Say you need a knee replaced. And one place is 1000$ less expensive, that's where you go? Or do you now read reviews on the doctor etc etc.
When was the last time you read a review on a grocery store? The stakes are very different in cost and outcome
You've so far argued that they're not. Unless you also go price shopping for your groceries every time.
I don't know of anyone forgoing medical care they needed because of cost. People go deep in debt to pay for it. Most people go to a hospital because they want to get better not because they're looking for a bargain.
And finally, the people that get their healthcare through work probably don't have time/will to get quotes because it's not like that's straightforward
https://www.kff.org/health-costs/issue-brief/hospital-margin...

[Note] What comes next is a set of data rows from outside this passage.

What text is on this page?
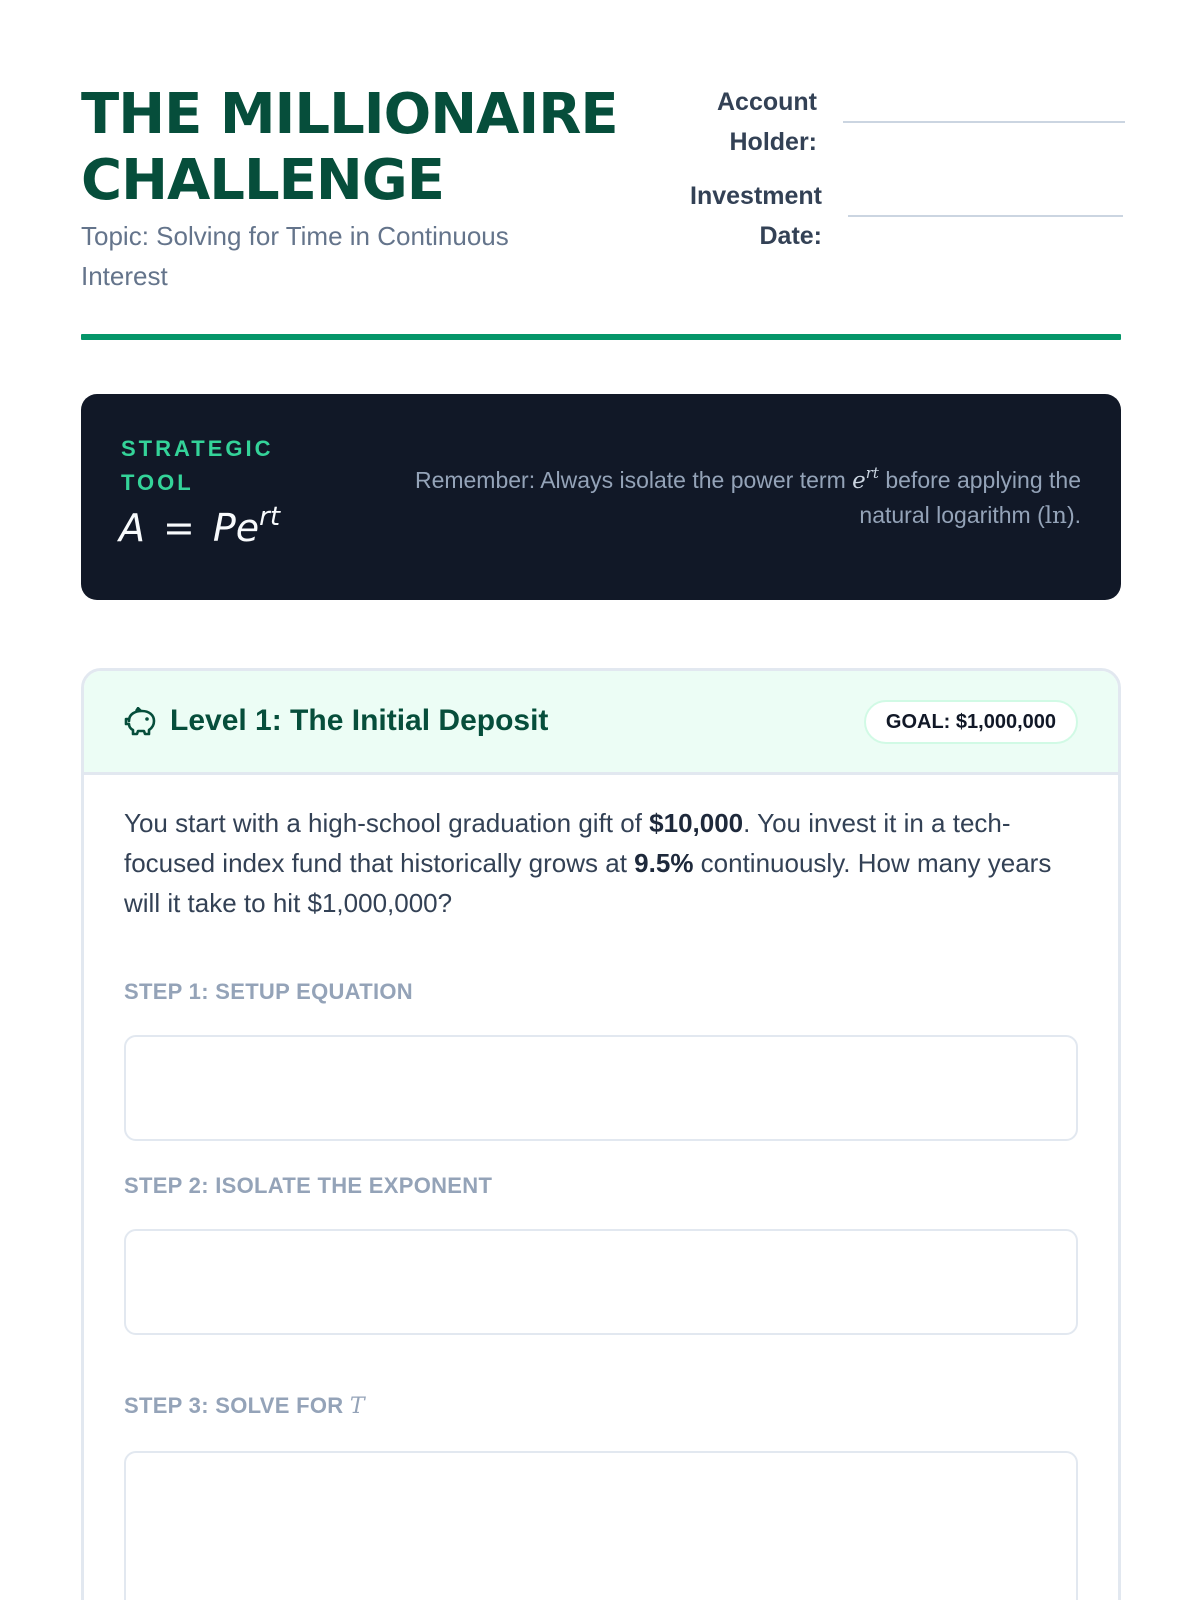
THE MILLIONAIRE CHALLENGE
Topic: Solving for Time in Continuous Interest
Account Holder:
Investment Date:
STRATEGIC TOOL
$A = Pe^{rt}$
Remember: Always isolate the power term $e^{rt}$ before applying the natural logarithm (ln).
Level 1: The Initial Deposit	GOAL: $1,000,000

You start with a high-school graduation gift of $10,000. You invest it in a tech-focused index fund that historically grows at 9.5% continuously. How many years will it take to hit $1,000,000?

STEP 1: SETUP EQUATION
STEP 2: ISOLATE THE EXPONENT
STEP 3: SOLVE FOR T
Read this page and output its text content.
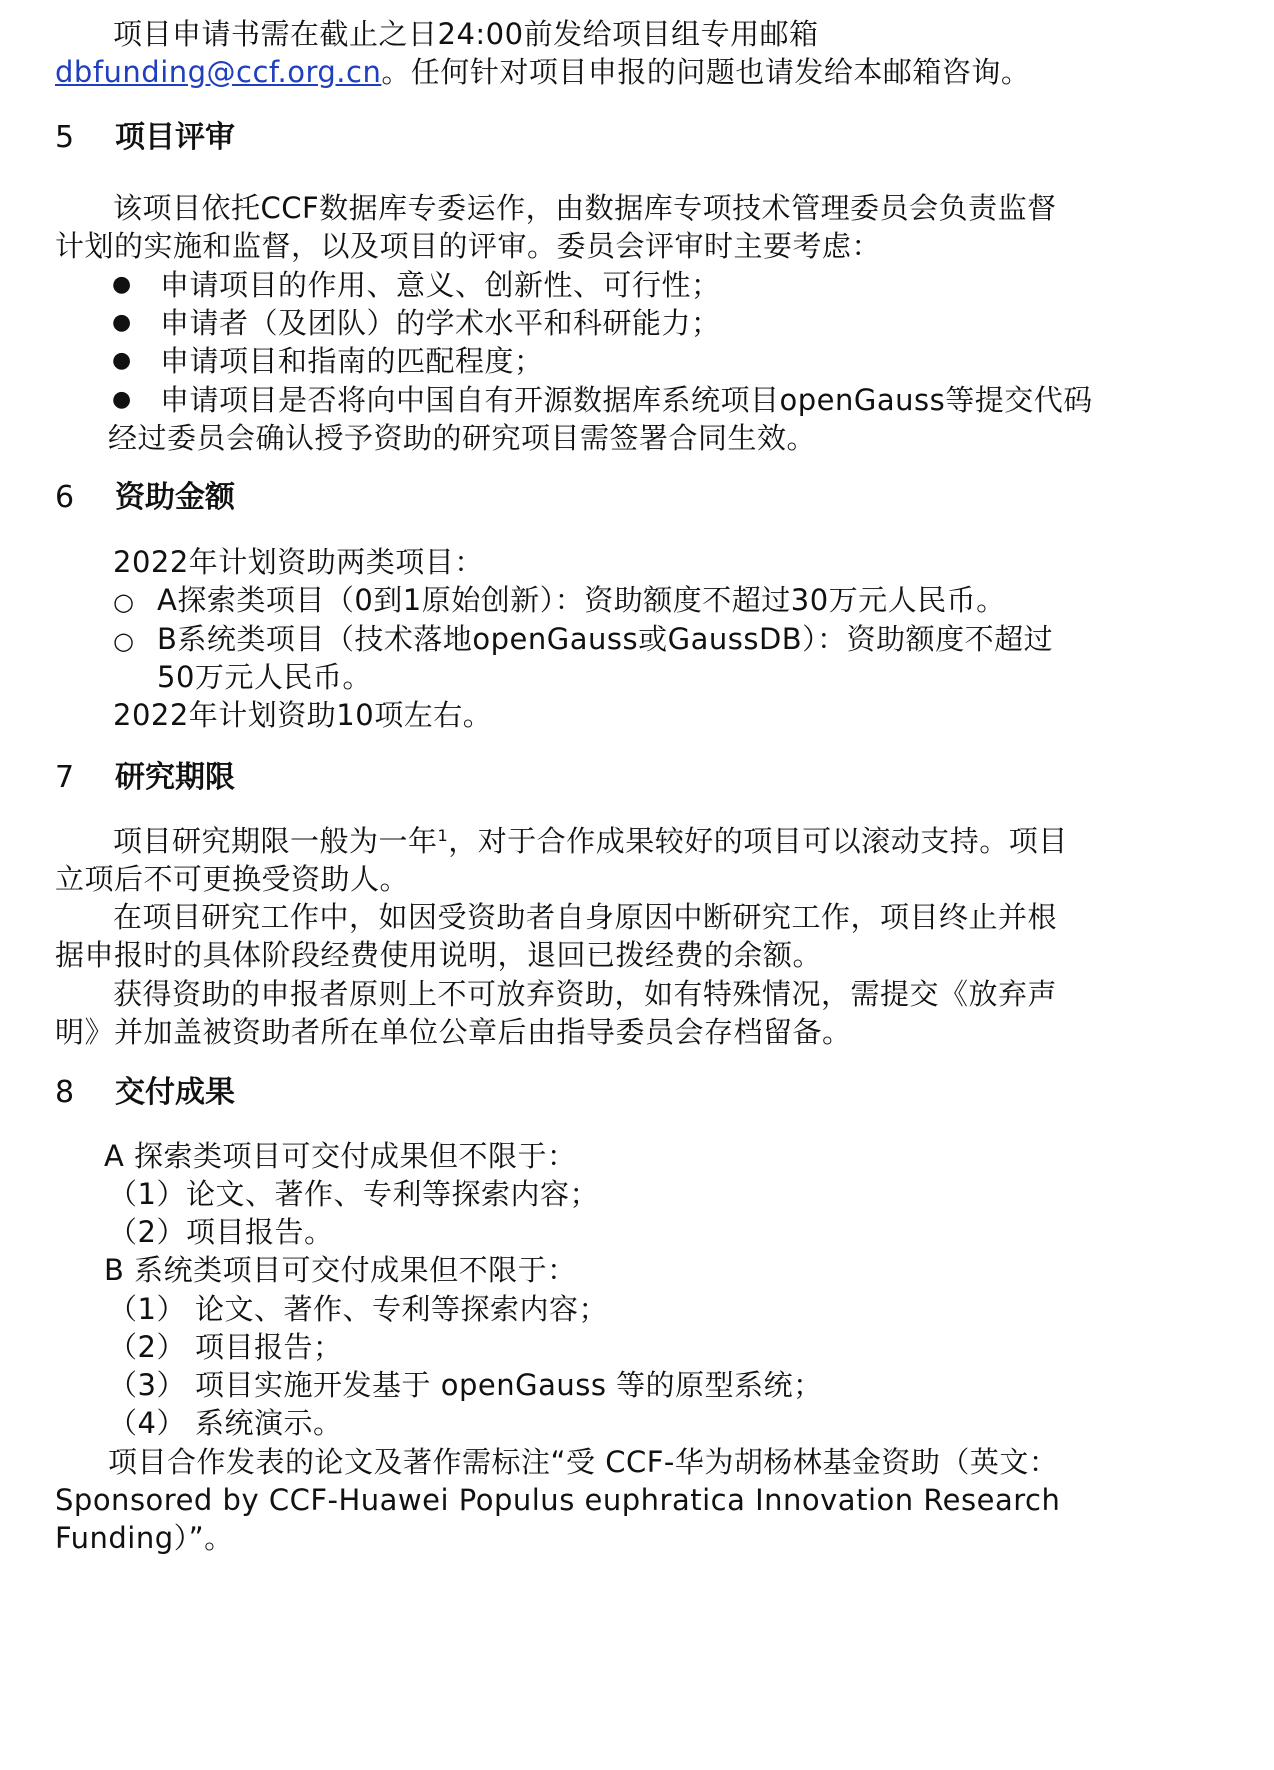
项目申请书需在截止之日24:00前发给项目组专用邮箱
dbfunding@ccf.org.cn。任何针对项目申报的问题也请发给本邮箱咨询。
5 项目评审
该项目依托CCF数据库专委运作，由数据库专项技术管理委员会负责监督
计划的实施和监督，以及项目的评审。委员会评审时主要考虑：
● 申请项目的作用、意义、创新性、可行性；
● 申请者（及团队）的学术水平和科研能力；
● 申请项目和指南的匹配程度；
● 申请项目是否将向中国自有开源数据库系统项目openGauss等提交代码
经过委员会确认授予资助的研究项目需签署合同生效。
6 资助金额
2022年计划资助两类项目：
○ A探索类项目（0到1原始创新）：资助额度不超过30万元人民币。
○ B系统类项目（技术落地openGauss或GaussDB）：资助额度不超过
50万元人民币。
2022年计划资助10项左右。
7 研究期限
项目研究期限一般为一年$^1$，对于合作成果较好的项目可以滚动支持。项目
立项后不可更换受资助人。
在项目研究工作中，如因受资助者自身原因中断研究工作，项目终止并根
据申报时的具体阶段经费使用说明，退回已拨经费的余额。
获得资助的申报者原则上不可放弃资助，如有特殊情况，需提交《放弃声
明》并加盖被资助者所在单位公章后由指导委员会存档留备。
8 交付成果
A 探索类项目可交付成果但不限于：
（1）论文、著作、专利等探索内容；
（2）项目报告。
B 系统类项目可交付成果但不限于：
（1） 论文、著作、专利等探索内容；
（2） 项目报告；
（3） 项目实施开发基于 openGauss 等的原型系统；
（4） 系统演示。
项目合作发表的论文及著作需标注“受 CCF-华为胡杨林基金资助（英文：
Sponsored by CCF-Huawei Populus euphratica Innovation Research
Funding）”。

The entire point is most of the surplus from the hospital is being extracted as real estate rent. The hospital itself doesn't need to post a profit in order for the overall scheme to be profitable for the perpetrators.
Furthermore as far as getting into this situation, administrators of a non-profit are just as capable of asset stripping to post good numbers in short term, and self-dealing to enrich themselves long term.
I think that every market needs regulation to work well. Different rules for different markets, but they need regulation to keep participants on relatively equal footing, for example to avoid cartels.
If you outlaw sale and lease back, businesses and hospitals will fail sooner, but with their real estate intact. At least until they figure out that they could move into a rental and sell their existing facility, but moving facilities is very expensive for hospitals, so they'll probably not be able to afford that.
For hospitals, especially rural hospitals, I think trying to run them for economic gain just doesn't work. They're expensive, they have obligations to provide expensive care without promise of payment in many cases. Municipal hospitals seem to make a lot of sense to me, although the same communities that are having trouble with hospitals failing would likely have trouble paying for a municipal hospital as well.
In current day America it doesn't seem like anything useful is compatible with making money. From the outside, it looks like you've entirely divorced money from common good.
It is possible to make hospitals profitable, but it requires you to take control over what sorts of things you wish to make a profit.